Photo: VNP/Phil Smith

refinement of the product

The audio and video data is pumped out of the basement beneath the beehive, which is fed by the innumerable cables of the parliament building.

“There’s such a network of wiring in this building that you could actually lose your mind just looking at it,” said Greg Cotmore, an officer in the Office of the Clerk who monitors broadcasting and is PTV’s contact in Parliament.

How PTV should use downtime around meetings has long been a contentious issue, Cotmore said. Over the years, Parliament TV has evolved its product.

“When I started in 2011 when the House adjourned there was just a static screen with a message saying when the next meeting was. That was it. The technology, once it’s developed and having the budget to acquire the new technology, allows us to do different things.”

PTV has gradually updated the services it offers, including closed captioning, overnight roll charts (with information on selected committees), an on-screen language progress button during debates, and crawling at the bottom with information on what deals are being conducted. In 2019, PTV started adding Te Reo translations.

Greg Cotmore, a Parliament Clerk in the Office of the Clerk who oversees radio and Parliament television.

Greg Cotmore, a Parliament Clerk in the Office of the Clerk who oversees radio and Parliament television.
Photo: Johnny Blades

When the house is not occupied, there is increasingly interesting programming on Parliament TV, particularly the rich selection of New Zealand art featured in the Artvox-curated series Municipal Arts Foundation.

“Part of our Kaupapa is making sure every New Zealander has the opportunity to see New Zealand art. So let our Kaupapa take the art out of the archives and put it where people can see it,” said the foundation’s creative director, Andrew Hagen.

“In my mind’s eye I always think of that little walk to school, far north of Auckland, where the children hardly get a chance to see what’s going on in the big cities; and the teacher turns on the tv and says okay everybody listen, we’re going to look at a certain artist or a certain competition that we’re showing. And that is very important to me because it is part of our training.”

Sign language endures

So there’s a lot to see on parliamentary television, even if it’s not MPs swearing at each other. Another good feature of PTV since 2014 is sign language.”

“We have New Zealand sign language interpreters on site for Question Time during New Zealand Sign Language Awareness Week and also for budget handover and other legislative debates and events in the Chamber of interest to the deaf community,” said Cotmore.
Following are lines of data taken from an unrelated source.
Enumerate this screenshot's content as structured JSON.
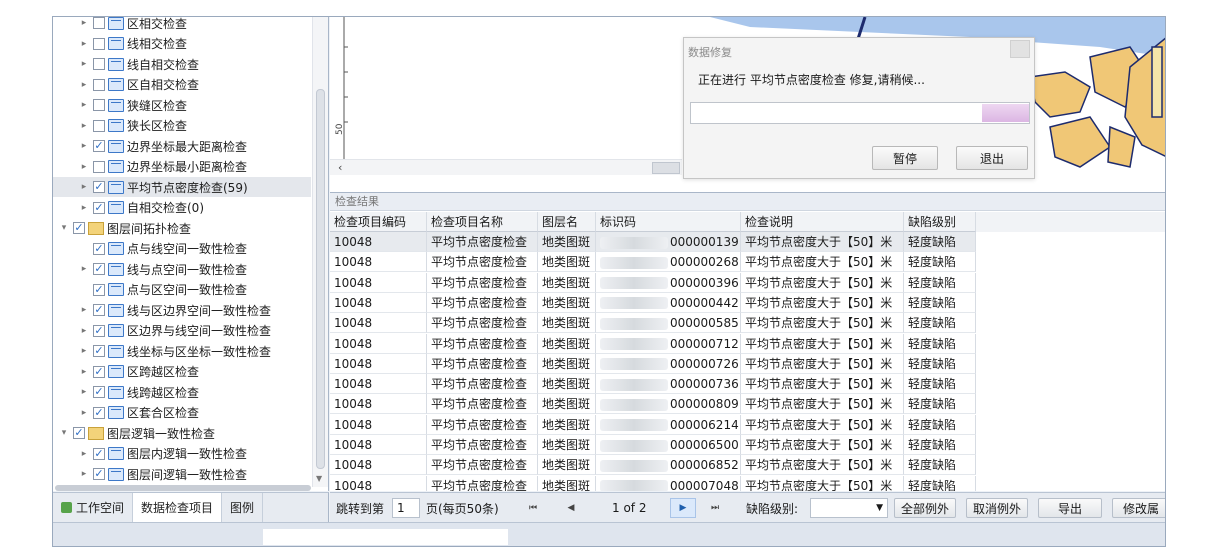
{
  "tree": {
    "items": [
      {
        "label": "区相交检查",
        "checked": false,
        "level": 1,
        "expanded": false,
        "icon": "blue-folder-icon"
      },
      {
        "label": "线相交检查",
        "checked": false,
        "level": 1,
        "expanded": false,
        "icon": "blue-folder-icon"
      },
      {
        "label": "线自相交检查",
        "checked": false,
        "level": 1,
        "expanded": false,
        "icon": "blue-folder-icon"
      },
      {
        "label": "区自相交检查",
        "checked": false,
        "level": 1,
        "expanded": false,
        "icon": "blue-folder-icon"
      },
      {
        "label": "狭缝区检查",
        "checked": false,
        "level": 1,
        "expanded": false,
        "icon": "blue-folder-icon"
      },
      {
        "label": "狭长区检查",
        "checked": false,
        "level": 1,
        "expanded": false,
        "icon": "blue-folder-icon"
      },
      {
        "label": "边界坐标最大距离检查",
        "checked": true,
        "level": 1,
        "expanded": false,
        "icon": "blue-folder-icon"
      },
      {
        "label": "边界坐标最小距离检查",
        "checked": false,
        "level": 1,
        "expanded": false,
        "icon": "blue-folder-icon"
      },
      {
        "label": "平均节点密度检查(59)",
        "checked": true,
        "level": 1,
        "expanded": false,
        "icon": "blue-folder-icon",
        "selected": true
      },
      {
        "label": "自相交检查(0)",
        "checked": true,
        "level": 1,
        "expanded": false,
        "icon": "blue-folder-icon"
      },
      {
        "label": "图层间拓扑检查",
        "checked": true,
        "level": 0,
        "expanded": true,
        "icon": "yellow-folder-icon"
      },
      {
        "label": "点与线空间一致性检查",
        "checked": true,
        "level": 1,
        "expanded": null,
        "icon": "blue-folder-icon"
      },
      {
        "label": "线与点空间一致性检查",
        "checked": true,
        "level": 1,
        "expanded": false,
        "icon": "blue-folder-icon"
      },
      {
        "label": "点与区空间一致性检查",
        "checked": true,
        "level": 1,
        "expanded": null,
        "icon": "blue-folder-icon"
      },
      {
        "label": "线与区边界空间一致性检查",
        "checked": true,
        "level": 1,
        "expanded": false,
        "icon": "blue-folder-icon"
      },
      {
        "label": "区边界与线空间一致性检查",
        "checked": true,
        "level": 1,
        "expanded": false,
        "icon": "blue-folder-icon"
      },
      {
        "label": "线坐标与区坐标一致性检查",
        "checked": true,
        "level": 1,
        "expanded": false,
        "icon": "blue-folder-icon"
      },
      {
        "label": "区跨越区检查",
        "checked": true,
        "level": 1,
        "expanded": false,
        "icon": "blue-folder-icon"
      },
      {
        "label": "线跨越区检查",
        "checked": true,
        "level": 1,
        "expanded": false,
        "icon": "blue-folder-icon"
      },
      {
        "label": "区套合区检查",
        "checked": true,
        "level": 1,
        "expanded": false,
        "icon": "blue-folder-icon"
      },
      {
        "label": "图层逻辑一致性检查",
        "checked": true,
        "level": 0,
        "expanded": true,
        "icon": "yellow-folder-icon"
      },
      {
        "label": "图层内逻辑一致性检查",
        "checked": true,
        "level": 1,
        "expanded": false,
        "icon": "blue-folder-icon"
      },
      {
        "label": "图层间逻辑一致性检查",
        "checked": true,
        "level": 1,
        "expanded": false,
        "icon": "blue-folder-icon"
      }
    ]
  },
  "left_tabs": {
    "workspace": "工作空间",
    "check_items": "数据检查项目",
    "legend": "图例"
  },
  "map": {
    "ruler_label": "50",
    "colors": {
      "polygon_fill": "#f0c776",
      "sea": "#a9c6ec",
      "outline": "#1d2b6e"
    }
  },
  "dialog": {
    "title": "数据修复",
    "message": "正在进行 平均节点密度检查 修复,请稍候...",
    "progress_fraction": 0.14,
    "pause_label": "暂停",
    "exit_label": "退出"
  },
  "results": {
    "section_title": "检查结果",
    "columns": [
      "检查项目编码",
      "检查项目名称",
      "图层名",
      "标识码",
      "检查说明",
      "缺陷级别"
    ],
    "rows": [
      [
        "10048",
        "平均节点密度检查",
        "地类图斑",
        "000000139",
        "平均节点密度大于【50】米",
        "轻度缺陷"
      ],
      [
        "10048",
        "平均节点密度检查",
        "地类图斑",
        "000000268",
        "平均节点密度大于【50】米",
        "轻度缺陷"
      ],
      [
        "10048",
        "平均节点密度检查",
        "地类图斑",
        "000000396",
        "平均节点密度大于【50】米",
        "轻度缺陷"
      ],
      [
        "10048",
        "平均节点密度检查",
        "地类图斑",
        "000000442",
        "平均节点密度大于【50】米",
        "轻度缺陷"
      ],
      [
        "10048",
        "平均节点密度检查",
        "地类图斑",
        "000000585",
        "平均节点密度大于【50】米",
        "轻度缺陷"
      ],
      [
        "10048",
        "平均节点密度检查",
        "地类图斑",
        "000000712",
        "平均节点密度大于【50】米",
        "轻度缺陷"
      ],
      [
        "10048",
        "平均节点密度检查",
        "地类图斑",
        "000000726",
        "平均节点密度大于【50】米",
        "轻度缺陷"
      ],
      [
        "10048",
        "平均节点密度检查",
        "地类图斑",
        "000000736",
        "平均节点密度大于【50】米",
        "轻度缺陷"
      ],
      [
        "10048",
        "平均节点密度检查",
        "地类图斑",
        "000000809",
        "平均节点密度大于【50】米",
        "轻度缺陷"
      ],
      [
        "10048",
        "平均节点密度检查",
        "地类图斑",
        "000006214",
        "平均节点密度大于【50】米",
        "轻度缺陷"
      ],
      [
        "10048",
        "平均节点密度检查",
        "地类图斑",
        "000006500",
        "平均节点密度大于【50】米",
        "轻度缺陷"
      ],
      [
        "10048",
        "平均节点密度检查",
        "地类图斑",
        "000006852",
        "平均节点密度大于【50】米",
        "轻度缺陷"
      ],
      [
        "10048",
        "平均节点密度检查",
        "地类图斑",
        "000007048",
        "平均节点密度大于【50】米",
        "轻度缺陷"
      ]
    ]
  },
  "pager": {
    "jump_label": "跳转到第",
    "page_input": "1",
    "page_suffix": "页(每页50条)",
    "first_icon": "first-page-icon",
    "prev_icon": "prev-page-icon",
    "page_status": "1 of 2",
    "next_icon": "next-page-icon",
    "last_icon": "last-page-icon",
    "defect_label": "缺陷级别:",
    "defect_value": "",
    "exclude_all": "全部例外",
    "cancel_exclude": "取消例外",
    "export": "导出",
    "modify": "修改属"
  }
}
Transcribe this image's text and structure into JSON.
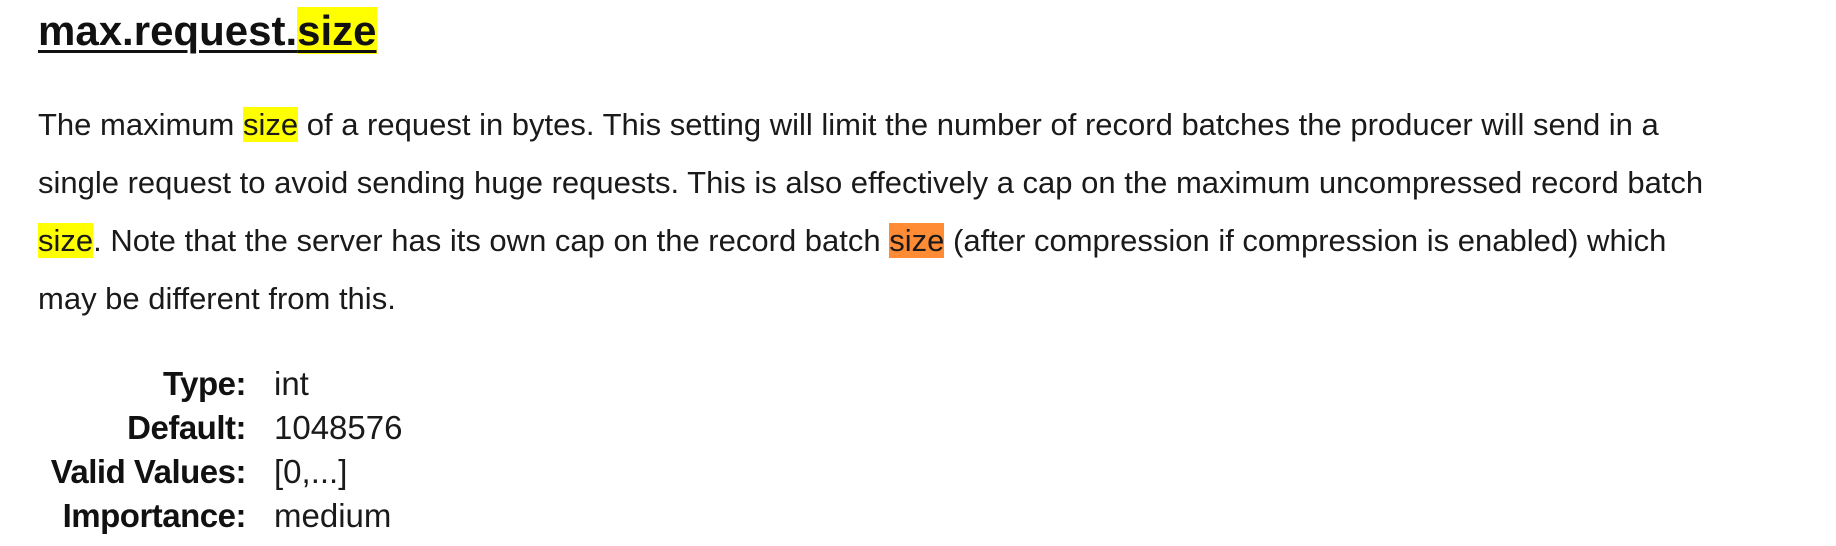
{
  "title": {
    "prefix": "max.request.",
    "highlight": "size",
    "highlight_color": "#ffff00"
  },
  "description": {
    "line1": {
      "pre": "The maximum ",
      "hl": "size",
      "post": " of a request in bytes. This setting will limit the number of record batches the producer will send in a"
    },
    "line2": "single request to avoid sending huge requests. This is also effectively a cap on the maximum uncompressed record batch",
    "line3": {
      "hl1": "size",
      "mid": ". Note that the server has its own cap on the record batch ",
      "hl2_current": "size",
      "post": " (after compression if compression is enabled) which"
    },
    "line4": "may be different from this.",
    "highlight_color": "#ffff00",
    "current_match_color": "#ff8c35"
  },
  "properties": [
    {
      "key": "Type:",
      "value": "int"
    },
    {
      "key": "Default:",
      "value": "1048576"
    },
    {
      "key": "Valid Values:",
      "value": "[0,...]"
    },
    {
      "key": "Importance:",
      "value": "medium"
    }
  ]
}
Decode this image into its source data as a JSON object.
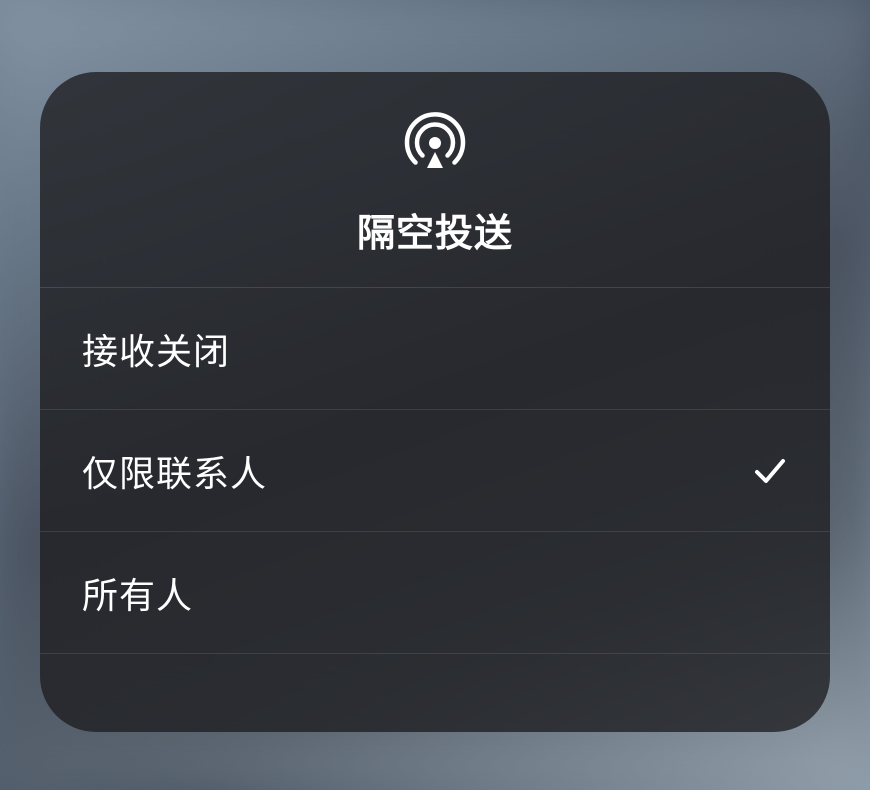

The sign language interpreter is permanently integrated as a picture-in-picture box in the corner of the screen.

“It used to annoy certain viewers. I had a correspondent in Nelson who would regularly email and call me complaining about the picture-in-picture box,” Cotmore said.

“This person described to me what they did – they hung a tea towel over the corner so they couldn’t see the picture and the picture box. Fortunately, we no longer have these complaints. We’ve seen sign language interpreters everywhere now. It’s normalized now.”

New Zealand sign language interpreter Melissa Sutton (Ngāti Maniapoto) in Parliament's television sign studio

New Zealand sign language interpreter Melissa Sutton (Ngāti Maniapoto) in Parliament’s television sign studio
Photo: ©VNP/Phil Smith

Parliament TV can be viewed on Freeview channel 31. It is also made available in speech-by-speech clips via Parliament TV On Demand part of Parliament’s website.

RNZ’s The House – Parliamentary Legislation, Issues and Insights – is produced with funds from Parliament.